Huitième «larron», Jean-Frédéric Poisson a été dispensé de l'étape des parrainages en vertu d'une règle autorisant tout parti à se présenter à la primaire. Il dirige le Parti chrétien-démocrate (PCD), petite formation liée à LR et fondée par Christine Boutin.

Enfin Frédéric Lefebvre, un des anciens lieutenants de Nicolas Sarkozy, a annoncé vendredi qu'il n'avait pas réuni assez de parrains, se disant victime de «manoeuvres» de l'ancien président.
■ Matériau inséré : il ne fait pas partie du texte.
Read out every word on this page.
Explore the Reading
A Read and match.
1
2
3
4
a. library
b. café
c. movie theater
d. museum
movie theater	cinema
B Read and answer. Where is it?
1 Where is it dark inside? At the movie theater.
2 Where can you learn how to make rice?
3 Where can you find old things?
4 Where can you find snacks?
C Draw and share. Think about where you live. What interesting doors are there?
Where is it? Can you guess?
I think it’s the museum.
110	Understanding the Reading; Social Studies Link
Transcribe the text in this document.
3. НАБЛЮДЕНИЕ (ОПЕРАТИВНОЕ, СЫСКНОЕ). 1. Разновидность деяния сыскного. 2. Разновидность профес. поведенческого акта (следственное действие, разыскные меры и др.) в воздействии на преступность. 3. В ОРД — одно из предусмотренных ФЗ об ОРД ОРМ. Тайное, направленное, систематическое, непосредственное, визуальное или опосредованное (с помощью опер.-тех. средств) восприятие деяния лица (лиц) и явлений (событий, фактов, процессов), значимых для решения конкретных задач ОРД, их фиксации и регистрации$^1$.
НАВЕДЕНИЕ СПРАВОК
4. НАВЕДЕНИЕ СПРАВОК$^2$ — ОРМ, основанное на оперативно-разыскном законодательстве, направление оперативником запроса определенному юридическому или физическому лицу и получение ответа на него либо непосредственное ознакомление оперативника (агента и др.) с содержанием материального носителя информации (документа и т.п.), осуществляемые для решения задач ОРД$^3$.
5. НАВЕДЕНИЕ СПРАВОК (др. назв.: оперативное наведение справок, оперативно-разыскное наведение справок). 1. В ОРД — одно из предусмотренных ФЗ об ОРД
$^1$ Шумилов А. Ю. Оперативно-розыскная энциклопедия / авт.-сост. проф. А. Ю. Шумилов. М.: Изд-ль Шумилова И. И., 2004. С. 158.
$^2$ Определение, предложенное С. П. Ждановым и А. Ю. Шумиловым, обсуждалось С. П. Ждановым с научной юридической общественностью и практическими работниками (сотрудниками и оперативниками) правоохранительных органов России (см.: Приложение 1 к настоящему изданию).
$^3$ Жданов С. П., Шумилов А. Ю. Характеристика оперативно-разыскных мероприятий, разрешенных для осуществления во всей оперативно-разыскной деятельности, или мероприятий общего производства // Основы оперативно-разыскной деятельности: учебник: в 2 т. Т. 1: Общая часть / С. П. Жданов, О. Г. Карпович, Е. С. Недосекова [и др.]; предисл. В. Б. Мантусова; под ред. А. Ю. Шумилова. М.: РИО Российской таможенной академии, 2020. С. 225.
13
Il a donc décidé de se participer à la primaire en tant que président de «Nouveaux Horizons», un «think tank» créé en 2012, présenté comme «parti politique».

Exception faite d'Hervé Mariton et du cas particulier de Frédéric Lefebvre, les «petits» candidats sont recalés en raison d'un nombre insuffisant de signatures. «J'ai refusé de marchander», a déclaré Nadine Morano sur RMC.

La députée européenne avait dénoncé des «tripatouillages» dans la collecte des signatures, évoquant notamment des «échanges» de parrainages entre concurrents. «La Haute autorité doit confirmer aux adhérents qu'ils ont bien parrainé le candidat qu'ils souhaitaient», a-t-elle dit.

«Escroquerie démocratique»

Jacques Myard, Geoffroy Didier et Henri Guaino sont également écartés du scrutin des 20 et 27 novembre. Ancien conseiller de Nicolas Sarkozy, M. Guaino a annoncé vendredi son intention de se présenter à l'élection présidentielle, ce qui requiert le parrainage de 500 élus. «Ces primaires sont une véritable escroquerie démocratique», a-t-il dit.

Nicolas Sarkozy a orchestré une démonstration de force en faisant déposer plusieurs milliers de parrainages, dont ceux de 103 parlementaires, face aux six rivaux qui sont parvenus à recueillir les paraphes nécessaires. Après un suspense médiatique savamment entretenu, Nathalie Kosciusko-Morizet est parvenue à réunir les parrainages nécessaires, ce qui fait d'elle la seule femme à briguer l'investiture à droite.

Alors qu'elle venait déposer elle-même les formulaires de parrainages vendredi matin, la candidate a qualifié d'«inique» la primaire, expérimentée pour la première fois par la droite. «Il y avait la tentation pour certains candidats de préférer l'entre-soi», a-t-elle dit à des journalistes.

«La bande des quatre»

Alain Juppé a recueilli pour sa part les signatures de 72 parlementaires, 1011 élus locaux et 4543 adhérents, a fait savoir son équipe. François Fillon avait déposé ses parrainages lundi dernier: il bénéficierait du soutien de 78 parlementaires, 370 élus locaux et plus de 6000 adhérents.

Dans l'entourage de Bruno Le Maire, on rappelle que l'ancien ministre a déposé ses parrainages dès le 10 mai dernier et recueilli «en trois semaines» le soutien de 34 parlementaires, près de 500 élus locaux et plus de 5000 adhérents. Enfin Jean-François Copé, qui entend affronter «la bande des quatre», a annoncé avoir déposé les paraphes de «24 ou 25 parlementaires», «plus de 280 élus locaux et près de 3300 adhérents».